Considering that Spence and Pacquiao are both southpaws, Redkach is a convenient rival for Garcia, as he too is a portsider. If this clash does prove to be a warm-up ahead of a meeting with Spence or Pacquiao, getting some rounds in with a left-hander will prove useful preparation for “Swift”.
Back in mid-2015, Redkach was being touted as someone who could potentially establish himself at world level. However, a fourth-frame stoppage loss to pocket rocket Dejan Zlaticanin hit him hard – he won only two of his next six outings. A split draw with Luis Cruz was disappointing, while points defeats to Tevin Farmer (unanimous) and Argenis Mendez (split) highlighted his struggles against accomplished technical boxers. When veteran gunslinger John Molina Jnr knocked him out in four rounds in December 2017, Redkach’s career was at its lowest ebb.
Since this torrid run, Redkach, 23-4-1 (18) 1NC, has managed to regain some of his old momentum. A pair of low-key victories led him to a make-or-break matchup with the faded but still well-recognised Devon Alexander in June. The opening five sessions were nip and tuck, but Redkach – with Shane Mosley and Leo Santa Cruz in his star-studded corner – exploded into action in the sixth by scoring three knockdowns and claiming a KO win.
Having previously straddled the lightweight and super-lightweight divisions, the Alexander triumph marked Redkach’s first proper foray into the welterweight category or thereabouts.
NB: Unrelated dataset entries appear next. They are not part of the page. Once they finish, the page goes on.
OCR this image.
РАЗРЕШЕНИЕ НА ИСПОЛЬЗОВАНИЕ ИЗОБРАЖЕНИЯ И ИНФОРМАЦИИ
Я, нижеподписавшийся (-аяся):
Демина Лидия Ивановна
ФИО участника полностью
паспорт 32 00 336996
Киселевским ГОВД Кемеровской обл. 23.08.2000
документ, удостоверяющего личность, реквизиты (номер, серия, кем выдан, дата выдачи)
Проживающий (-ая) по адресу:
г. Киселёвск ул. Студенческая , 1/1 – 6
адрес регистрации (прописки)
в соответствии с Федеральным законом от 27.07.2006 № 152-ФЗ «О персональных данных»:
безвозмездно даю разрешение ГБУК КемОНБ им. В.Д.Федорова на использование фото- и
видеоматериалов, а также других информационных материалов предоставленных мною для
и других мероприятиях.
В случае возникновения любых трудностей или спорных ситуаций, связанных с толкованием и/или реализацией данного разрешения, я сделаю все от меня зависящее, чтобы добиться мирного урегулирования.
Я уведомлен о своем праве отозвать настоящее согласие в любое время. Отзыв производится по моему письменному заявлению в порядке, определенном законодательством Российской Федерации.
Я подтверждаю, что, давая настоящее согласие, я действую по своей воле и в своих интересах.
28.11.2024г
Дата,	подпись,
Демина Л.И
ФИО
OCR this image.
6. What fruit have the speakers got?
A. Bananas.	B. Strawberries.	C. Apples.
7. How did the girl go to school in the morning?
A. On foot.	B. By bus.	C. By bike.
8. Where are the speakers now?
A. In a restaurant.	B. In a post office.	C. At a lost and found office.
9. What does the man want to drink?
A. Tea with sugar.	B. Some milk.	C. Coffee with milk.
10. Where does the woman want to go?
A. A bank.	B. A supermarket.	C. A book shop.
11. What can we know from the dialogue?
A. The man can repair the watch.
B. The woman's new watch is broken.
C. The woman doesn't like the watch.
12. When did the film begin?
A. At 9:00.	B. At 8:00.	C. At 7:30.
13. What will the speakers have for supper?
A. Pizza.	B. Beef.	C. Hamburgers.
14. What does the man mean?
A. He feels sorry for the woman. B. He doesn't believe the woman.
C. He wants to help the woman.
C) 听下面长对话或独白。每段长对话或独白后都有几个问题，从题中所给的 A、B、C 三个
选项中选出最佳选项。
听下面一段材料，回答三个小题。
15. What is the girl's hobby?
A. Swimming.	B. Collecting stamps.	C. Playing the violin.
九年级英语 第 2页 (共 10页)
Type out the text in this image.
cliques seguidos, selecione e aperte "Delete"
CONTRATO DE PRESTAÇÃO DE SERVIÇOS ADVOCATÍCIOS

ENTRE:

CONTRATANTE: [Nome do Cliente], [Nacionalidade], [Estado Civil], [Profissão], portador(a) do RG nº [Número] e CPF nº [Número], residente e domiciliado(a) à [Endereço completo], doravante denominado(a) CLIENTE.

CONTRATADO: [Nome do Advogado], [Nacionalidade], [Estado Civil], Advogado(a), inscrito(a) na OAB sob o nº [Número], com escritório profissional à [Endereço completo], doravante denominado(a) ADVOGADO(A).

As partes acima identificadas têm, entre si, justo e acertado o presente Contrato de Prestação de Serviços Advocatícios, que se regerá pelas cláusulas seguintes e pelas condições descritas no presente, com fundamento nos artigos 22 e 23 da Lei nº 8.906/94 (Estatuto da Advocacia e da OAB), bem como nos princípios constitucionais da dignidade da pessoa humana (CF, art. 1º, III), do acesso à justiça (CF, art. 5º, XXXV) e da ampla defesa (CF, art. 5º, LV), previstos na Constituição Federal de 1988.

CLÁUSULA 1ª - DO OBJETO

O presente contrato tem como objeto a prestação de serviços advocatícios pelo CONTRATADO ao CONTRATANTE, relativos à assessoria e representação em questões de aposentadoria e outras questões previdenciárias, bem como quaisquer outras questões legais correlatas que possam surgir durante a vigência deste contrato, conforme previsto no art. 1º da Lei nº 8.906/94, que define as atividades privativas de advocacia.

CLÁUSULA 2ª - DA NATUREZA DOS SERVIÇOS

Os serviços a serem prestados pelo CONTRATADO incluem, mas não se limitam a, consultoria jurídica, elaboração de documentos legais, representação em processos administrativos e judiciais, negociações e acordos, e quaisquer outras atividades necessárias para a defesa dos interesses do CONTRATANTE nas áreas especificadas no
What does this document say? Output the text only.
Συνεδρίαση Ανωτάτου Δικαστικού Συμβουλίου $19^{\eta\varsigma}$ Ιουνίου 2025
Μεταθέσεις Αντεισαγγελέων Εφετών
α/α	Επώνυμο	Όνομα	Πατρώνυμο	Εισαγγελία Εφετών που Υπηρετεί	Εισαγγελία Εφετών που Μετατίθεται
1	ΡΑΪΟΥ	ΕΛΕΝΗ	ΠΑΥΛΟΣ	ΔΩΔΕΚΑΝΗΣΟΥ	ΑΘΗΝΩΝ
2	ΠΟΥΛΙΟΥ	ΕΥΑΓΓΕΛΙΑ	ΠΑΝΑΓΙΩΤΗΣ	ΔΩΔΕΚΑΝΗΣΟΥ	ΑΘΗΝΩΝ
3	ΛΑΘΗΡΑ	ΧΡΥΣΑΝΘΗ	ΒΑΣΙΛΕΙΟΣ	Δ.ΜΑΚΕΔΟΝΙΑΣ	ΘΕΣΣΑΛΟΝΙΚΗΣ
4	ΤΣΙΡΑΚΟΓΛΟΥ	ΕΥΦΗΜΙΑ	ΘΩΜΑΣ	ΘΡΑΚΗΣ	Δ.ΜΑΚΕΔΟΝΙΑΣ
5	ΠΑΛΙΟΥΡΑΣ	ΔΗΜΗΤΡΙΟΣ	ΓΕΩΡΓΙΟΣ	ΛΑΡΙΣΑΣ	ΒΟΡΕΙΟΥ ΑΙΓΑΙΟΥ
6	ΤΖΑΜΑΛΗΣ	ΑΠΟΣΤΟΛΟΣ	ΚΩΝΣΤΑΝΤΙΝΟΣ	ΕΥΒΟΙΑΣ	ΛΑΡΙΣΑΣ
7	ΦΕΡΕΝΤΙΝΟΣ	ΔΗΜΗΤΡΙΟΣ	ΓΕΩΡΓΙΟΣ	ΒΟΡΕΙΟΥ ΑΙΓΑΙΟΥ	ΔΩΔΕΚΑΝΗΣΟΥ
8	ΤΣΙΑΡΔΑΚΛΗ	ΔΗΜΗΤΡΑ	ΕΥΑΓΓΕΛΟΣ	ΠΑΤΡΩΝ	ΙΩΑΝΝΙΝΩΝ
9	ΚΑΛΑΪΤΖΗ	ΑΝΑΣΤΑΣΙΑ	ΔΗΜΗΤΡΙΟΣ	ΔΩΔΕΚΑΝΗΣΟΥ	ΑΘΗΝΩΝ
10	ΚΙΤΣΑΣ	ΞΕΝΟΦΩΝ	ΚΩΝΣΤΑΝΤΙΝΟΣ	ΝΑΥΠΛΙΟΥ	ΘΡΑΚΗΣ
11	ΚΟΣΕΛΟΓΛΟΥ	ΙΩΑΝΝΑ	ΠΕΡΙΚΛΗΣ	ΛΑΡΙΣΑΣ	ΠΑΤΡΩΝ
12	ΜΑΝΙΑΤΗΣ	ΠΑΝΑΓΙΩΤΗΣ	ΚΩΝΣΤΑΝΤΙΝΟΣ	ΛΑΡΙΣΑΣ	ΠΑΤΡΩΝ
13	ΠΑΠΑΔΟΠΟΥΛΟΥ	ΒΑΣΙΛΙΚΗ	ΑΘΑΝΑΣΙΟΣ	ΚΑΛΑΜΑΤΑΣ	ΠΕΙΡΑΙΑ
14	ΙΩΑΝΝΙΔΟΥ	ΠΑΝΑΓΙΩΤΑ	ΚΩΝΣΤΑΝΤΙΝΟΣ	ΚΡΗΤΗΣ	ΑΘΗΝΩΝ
Garcia, 35-2 (21), in contrast, has been a fully fledged welter since the middle of 2015. He captured vacant WBC honours at 147 by unanimously outpointing the decorated Robert Guerrero four years ago, but dropped the crown – and his unbeaten record – to Keith Thurman in a unification battle just over 13 months later.
Following this split verdict setback, Garcia was inactive for almost a year, before halting warmonger Brandon Rios in nine on his return. This earned him a crack at his old title in September 2018, but the tenacious Shawn Porter pipped him to a unanimous decision. The Philly fighter rebounded in April with an impressive seventh-round knockout of the usually durable Adrian Granados.
Prior to becoming a welterweight, Garcia unified the WBC and WBA straps in the weight class below, as well as scalping the likes of Erik Morales (twice), Amir Khan, Zab Judah, Lucas Matthysse and Lamont Peterson. The solid-chinned 31-year-old possesses sound fundamentals and picks his punches with intelligence and accuracy – especially his famed left hook. The aggressive Redkach, 33, boasts advantages in height and reach, yet his wild attacks can leave him open. Expect Garcia to exploit these openings with sharp counters, leading him to victory before the midway mark of this 12-rounder.
Over 10, Accokeek’s ex-WBA and IBF super-welterweight champ Jarrett Hurd, 23-1 (16), aims to get back to winning ways after losing his belts in May. The imposing Marylander can do just that by dispatching Santa Barbara, California’s inconsistent Francisco Santana, 25-7-1 (12), sometime in the second half.
TGB promote, while BoxNation (UK) and Showtime (US) televise.
The Verdict Redkach is unlikely to spoil Garcia’s grand plans for 2020.